In recent years, Chinese tissue paper made from bamboo has emerged as a trendy choice for eco-friendly shoppers.

However, the new research suggests these bamboo paper products may not offer significant climate benefits over tissue produced in the United States and, in some cases, may be more detrimental to the environment.

The findings are detailed in a new paper from North Carolina State University researchers, which compared the carbon footprint of bamboo tissue paper manufactured in China with that of conventional tissue paper manufactured in the US and Canada.

The researchers found that, while using bamboo biomass itself did not produce more greenhouse gases than traditional wood, the fossil fuel-heavy power grid in China led to significant increases in emissions compared with cleaner fuel sources used in North America.

“As far as emissions go, the technology used to create hygiene tissue paper is far more important than the type of fiber it’s made from,” says Naycari Forfora, lead author of the study and Ph.D candidate in the NC State College of Natural Resources. “Because the Chinese power grid is so reliant on coal for power, emissions throughout the entire tissue supply chain are higher than what we saw with the wood-based option.”
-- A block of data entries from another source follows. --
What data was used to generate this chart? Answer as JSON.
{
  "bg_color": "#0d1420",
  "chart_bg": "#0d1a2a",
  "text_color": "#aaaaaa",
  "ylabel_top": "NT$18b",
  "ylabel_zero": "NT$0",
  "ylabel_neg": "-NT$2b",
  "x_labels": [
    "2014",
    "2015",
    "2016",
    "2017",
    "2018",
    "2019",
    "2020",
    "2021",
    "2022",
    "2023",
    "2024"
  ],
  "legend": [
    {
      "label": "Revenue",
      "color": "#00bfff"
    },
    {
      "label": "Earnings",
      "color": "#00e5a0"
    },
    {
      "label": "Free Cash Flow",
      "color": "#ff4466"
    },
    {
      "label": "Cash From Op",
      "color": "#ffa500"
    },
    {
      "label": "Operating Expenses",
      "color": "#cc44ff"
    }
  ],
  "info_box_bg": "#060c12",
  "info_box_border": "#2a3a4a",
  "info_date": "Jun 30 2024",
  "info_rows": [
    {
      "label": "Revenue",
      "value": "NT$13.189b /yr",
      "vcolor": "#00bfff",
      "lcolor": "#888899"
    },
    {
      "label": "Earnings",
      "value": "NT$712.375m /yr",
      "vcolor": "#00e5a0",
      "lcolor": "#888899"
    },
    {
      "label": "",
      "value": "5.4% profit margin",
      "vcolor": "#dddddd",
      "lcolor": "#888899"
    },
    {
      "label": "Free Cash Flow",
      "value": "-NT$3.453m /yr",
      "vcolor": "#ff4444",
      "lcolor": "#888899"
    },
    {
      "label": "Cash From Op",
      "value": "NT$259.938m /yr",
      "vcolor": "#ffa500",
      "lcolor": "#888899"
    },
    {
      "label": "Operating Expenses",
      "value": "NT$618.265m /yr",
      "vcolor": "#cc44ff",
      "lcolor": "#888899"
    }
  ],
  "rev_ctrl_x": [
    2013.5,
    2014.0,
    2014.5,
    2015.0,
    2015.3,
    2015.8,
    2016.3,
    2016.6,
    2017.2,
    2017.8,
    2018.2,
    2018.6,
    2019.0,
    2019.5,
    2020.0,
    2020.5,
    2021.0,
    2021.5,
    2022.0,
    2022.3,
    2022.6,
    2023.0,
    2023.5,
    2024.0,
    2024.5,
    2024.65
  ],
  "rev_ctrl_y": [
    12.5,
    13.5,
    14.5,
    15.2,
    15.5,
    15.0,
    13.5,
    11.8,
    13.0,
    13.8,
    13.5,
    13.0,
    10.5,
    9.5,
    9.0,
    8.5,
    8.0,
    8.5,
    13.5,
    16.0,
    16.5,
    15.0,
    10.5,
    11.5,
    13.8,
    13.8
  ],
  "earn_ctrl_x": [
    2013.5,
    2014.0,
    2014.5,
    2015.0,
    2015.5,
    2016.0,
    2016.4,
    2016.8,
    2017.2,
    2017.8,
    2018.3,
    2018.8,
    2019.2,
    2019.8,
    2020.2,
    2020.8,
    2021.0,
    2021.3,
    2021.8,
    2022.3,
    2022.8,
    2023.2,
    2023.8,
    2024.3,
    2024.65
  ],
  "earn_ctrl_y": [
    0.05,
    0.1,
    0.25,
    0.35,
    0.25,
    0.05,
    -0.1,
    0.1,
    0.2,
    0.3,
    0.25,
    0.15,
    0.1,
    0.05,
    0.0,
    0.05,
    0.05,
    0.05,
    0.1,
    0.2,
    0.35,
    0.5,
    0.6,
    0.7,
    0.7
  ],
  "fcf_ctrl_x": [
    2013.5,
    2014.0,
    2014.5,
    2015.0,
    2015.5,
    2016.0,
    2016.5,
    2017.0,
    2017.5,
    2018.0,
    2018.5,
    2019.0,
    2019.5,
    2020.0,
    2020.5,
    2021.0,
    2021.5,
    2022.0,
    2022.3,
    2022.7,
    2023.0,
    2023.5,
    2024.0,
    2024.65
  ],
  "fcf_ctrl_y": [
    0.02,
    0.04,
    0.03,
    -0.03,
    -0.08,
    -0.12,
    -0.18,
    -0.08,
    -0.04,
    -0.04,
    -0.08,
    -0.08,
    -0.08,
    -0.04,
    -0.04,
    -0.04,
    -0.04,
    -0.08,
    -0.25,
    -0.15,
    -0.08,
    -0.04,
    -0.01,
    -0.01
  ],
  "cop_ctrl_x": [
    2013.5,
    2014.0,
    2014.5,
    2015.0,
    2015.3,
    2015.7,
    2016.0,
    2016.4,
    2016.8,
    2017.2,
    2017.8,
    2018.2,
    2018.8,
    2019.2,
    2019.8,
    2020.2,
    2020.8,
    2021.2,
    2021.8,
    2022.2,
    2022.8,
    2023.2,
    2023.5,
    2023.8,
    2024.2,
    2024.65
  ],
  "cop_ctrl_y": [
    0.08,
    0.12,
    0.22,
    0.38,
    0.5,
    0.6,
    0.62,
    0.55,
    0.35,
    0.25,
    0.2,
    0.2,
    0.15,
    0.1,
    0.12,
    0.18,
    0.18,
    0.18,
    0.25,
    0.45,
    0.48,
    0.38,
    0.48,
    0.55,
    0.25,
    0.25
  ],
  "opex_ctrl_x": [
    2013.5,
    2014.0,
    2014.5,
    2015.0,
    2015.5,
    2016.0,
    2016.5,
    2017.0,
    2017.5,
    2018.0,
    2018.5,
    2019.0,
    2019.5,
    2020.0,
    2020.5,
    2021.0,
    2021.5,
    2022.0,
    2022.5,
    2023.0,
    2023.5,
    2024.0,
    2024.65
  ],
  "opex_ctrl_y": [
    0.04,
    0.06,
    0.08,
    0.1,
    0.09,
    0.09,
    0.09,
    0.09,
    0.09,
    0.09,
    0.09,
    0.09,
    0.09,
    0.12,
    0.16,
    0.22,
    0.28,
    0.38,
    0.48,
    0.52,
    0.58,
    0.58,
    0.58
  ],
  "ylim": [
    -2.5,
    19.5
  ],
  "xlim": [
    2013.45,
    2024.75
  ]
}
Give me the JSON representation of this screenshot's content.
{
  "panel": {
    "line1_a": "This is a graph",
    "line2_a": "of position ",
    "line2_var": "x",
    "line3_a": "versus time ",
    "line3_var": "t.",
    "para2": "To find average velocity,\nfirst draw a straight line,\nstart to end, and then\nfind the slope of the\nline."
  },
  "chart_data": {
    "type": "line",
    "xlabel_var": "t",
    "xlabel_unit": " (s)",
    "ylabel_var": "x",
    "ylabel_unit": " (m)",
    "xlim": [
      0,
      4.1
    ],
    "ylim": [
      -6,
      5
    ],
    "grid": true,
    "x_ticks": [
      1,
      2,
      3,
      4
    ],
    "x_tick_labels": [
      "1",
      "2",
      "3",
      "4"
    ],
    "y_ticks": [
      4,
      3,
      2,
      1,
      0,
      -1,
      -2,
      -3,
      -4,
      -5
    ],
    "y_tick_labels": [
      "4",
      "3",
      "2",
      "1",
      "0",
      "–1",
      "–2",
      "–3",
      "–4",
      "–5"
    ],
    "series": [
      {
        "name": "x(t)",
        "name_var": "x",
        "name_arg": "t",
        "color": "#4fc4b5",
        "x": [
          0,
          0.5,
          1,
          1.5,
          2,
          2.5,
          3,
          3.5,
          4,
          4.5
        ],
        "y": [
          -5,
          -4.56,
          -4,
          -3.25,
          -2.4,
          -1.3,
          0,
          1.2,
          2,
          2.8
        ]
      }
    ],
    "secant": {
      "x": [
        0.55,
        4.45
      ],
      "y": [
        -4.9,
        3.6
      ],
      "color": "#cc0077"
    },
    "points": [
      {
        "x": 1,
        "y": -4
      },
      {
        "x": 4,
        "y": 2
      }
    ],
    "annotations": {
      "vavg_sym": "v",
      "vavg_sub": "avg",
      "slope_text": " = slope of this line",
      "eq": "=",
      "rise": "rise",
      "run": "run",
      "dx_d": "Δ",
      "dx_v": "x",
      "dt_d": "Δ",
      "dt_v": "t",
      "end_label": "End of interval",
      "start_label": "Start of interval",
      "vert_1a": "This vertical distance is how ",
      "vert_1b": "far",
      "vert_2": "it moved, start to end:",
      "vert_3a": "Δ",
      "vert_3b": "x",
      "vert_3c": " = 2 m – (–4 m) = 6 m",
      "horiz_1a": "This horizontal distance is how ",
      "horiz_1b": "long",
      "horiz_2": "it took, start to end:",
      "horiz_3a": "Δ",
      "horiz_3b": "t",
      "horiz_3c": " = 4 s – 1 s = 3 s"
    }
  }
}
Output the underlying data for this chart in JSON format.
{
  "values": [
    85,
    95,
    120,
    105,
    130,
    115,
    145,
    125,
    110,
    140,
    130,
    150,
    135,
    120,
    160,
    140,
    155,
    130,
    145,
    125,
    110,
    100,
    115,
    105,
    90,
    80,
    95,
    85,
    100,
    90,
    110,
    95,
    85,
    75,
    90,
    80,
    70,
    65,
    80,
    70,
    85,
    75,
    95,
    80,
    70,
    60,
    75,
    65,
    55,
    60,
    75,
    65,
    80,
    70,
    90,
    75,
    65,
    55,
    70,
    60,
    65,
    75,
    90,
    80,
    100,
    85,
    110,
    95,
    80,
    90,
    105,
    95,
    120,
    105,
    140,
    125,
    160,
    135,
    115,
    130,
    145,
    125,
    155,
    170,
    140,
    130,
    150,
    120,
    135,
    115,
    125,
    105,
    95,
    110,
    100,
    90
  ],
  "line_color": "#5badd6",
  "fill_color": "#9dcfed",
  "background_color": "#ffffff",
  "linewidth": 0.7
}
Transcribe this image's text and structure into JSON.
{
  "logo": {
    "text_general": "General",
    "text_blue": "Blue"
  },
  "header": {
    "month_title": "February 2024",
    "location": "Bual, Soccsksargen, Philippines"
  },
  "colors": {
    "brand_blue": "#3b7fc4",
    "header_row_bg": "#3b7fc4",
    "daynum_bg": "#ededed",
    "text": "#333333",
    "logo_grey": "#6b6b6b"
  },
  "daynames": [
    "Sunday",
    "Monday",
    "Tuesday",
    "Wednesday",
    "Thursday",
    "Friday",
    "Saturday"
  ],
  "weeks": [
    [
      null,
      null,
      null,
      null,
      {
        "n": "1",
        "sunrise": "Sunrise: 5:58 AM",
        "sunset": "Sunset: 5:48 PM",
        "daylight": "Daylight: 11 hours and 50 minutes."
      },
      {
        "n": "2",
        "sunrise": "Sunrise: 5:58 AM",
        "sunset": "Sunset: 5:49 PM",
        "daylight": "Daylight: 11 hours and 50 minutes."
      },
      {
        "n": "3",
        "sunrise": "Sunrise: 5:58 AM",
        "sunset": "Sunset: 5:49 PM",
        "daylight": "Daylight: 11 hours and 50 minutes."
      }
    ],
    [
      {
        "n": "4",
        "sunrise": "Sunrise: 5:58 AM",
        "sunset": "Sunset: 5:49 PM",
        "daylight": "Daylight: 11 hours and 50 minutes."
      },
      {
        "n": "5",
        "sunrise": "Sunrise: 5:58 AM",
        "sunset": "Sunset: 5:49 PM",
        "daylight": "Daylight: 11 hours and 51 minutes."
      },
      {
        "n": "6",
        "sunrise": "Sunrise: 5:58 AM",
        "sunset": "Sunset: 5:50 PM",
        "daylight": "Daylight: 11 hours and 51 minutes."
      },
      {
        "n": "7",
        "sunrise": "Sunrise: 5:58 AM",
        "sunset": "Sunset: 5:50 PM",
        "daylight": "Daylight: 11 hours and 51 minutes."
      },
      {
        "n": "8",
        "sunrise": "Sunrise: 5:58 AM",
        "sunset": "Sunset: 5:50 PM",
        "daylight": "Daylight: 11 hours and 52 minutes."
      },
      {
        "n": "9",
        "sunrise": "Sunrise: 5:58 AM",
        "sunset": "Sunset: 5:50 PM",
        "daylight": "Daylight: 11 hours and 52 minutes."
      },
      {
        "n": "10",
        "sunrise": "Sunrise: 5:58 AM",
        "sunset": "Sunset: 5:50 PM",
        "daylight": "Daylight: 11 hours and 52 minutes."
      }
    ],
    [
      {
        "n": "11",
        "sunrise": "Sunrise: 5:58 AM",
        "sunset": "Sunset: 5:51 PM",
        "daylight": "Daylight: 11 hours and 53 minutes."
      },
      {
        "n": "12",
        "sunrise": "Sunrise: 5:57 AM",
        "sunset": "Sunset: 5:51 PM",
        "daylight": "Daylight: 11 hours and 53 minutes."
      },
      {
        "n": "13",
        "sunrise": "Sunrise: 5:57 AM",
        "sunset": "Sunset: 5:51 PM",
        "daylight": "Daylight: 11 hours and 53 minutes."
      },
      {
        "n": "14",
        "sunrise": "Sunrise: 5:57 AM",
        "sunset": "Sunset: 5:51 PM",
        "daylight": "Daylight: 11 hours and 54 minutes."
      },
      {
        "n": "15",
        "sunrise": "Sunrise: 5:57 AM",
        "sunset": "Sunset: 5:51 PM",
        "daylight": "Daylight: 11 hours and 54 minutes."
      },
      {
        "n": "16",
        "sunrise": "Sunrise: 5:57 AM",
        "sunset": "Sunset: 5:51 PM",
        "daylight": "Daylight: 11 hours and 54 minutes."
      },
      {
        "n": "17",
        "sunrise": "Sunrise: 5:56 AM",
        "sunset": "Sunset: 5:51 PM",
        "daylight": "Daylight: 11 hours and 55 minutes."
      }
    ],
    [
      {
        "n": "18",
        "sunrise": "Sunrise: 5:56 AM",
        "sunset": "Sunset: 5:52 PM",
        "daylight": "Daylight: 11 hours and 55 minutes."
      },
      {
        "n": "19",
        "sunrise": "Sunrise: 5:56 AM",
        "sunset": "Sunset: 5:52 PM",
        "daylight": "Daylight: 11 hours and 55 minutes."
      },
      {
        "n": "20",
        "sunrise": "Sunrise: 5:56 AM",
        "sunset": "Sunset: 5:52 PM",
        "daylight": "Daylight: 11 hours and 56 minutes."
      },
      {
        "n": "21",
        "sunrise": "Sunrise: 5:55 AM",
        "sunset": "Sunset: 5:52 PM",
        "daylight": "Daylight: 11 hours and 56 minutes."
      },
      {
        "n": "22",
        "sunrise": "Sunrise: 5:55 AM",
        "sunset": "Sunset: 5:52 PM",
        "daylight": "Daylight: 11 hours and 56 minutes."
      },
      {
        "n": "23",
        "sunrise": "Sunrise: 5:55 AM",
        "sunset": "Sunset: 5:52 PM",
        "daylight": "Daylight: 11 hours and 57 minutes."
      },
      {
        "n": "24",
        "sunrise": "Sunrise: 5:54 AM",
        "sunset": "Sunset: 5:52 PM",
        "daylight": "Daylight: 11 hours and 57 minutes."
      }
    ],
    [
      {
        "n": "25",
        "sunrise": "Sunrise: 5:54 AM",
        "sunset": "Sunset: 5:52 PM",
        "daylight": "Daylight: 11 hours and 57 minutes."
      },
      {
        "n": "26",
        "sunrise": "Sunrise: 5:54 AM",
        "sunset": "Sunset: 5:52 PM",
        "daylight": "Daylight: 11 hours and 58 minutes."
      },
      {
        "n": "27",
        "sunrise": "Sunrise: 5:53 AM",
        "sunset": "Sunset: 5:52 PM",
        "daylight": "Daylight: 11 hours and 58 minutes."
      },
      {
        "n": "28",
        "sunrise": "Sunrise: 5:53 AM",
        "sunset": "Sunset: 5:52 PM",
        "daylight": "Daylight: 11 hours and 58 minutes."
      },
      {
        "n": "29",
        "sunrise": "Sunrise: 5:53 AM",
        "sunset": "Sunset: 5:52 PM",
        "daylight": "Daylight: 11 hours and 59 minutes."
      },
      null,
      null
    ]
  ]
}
Ronalds Gonzalez, an associate professor at NC State University and coauthor of the paper, says that manufacturing tissue paper from bamboo is not meaningfully different from using other wood sources.

“Bamboo is a crop like any other, and it goes through the same production processes as Brazilian or Canadian wood,” Gonzalez says.

“Consumers often think of bamboo as a ‘tree-free’ option, but the trees used to make tissue are planted and harvested the same way that bamboo is. When you then factor in how coal-reliant the Chinese mills are, you start to see how emissions from this product are actually higher than others.”

The researchers found that Chinese bamboo tissue was responsible for nearly 2,400 kilograms of carbon dioxide equivalent per ton of tissue produced, compared to 1,824 kgCO2eq/ton for wood-based US tissue. Chinese bamboo also underperformed in several environmental categories, including smog formation, respiratory effects and ecotoxicity. Of note, these differences largely disappeared when bamboo production occurred in areas with clean electrical grids, reinforcing the finding that technological improvements are significantly more impactful than a change in fiber type when developing decarbonization strategies.

The paper appears in Cleaner Environmental Systems.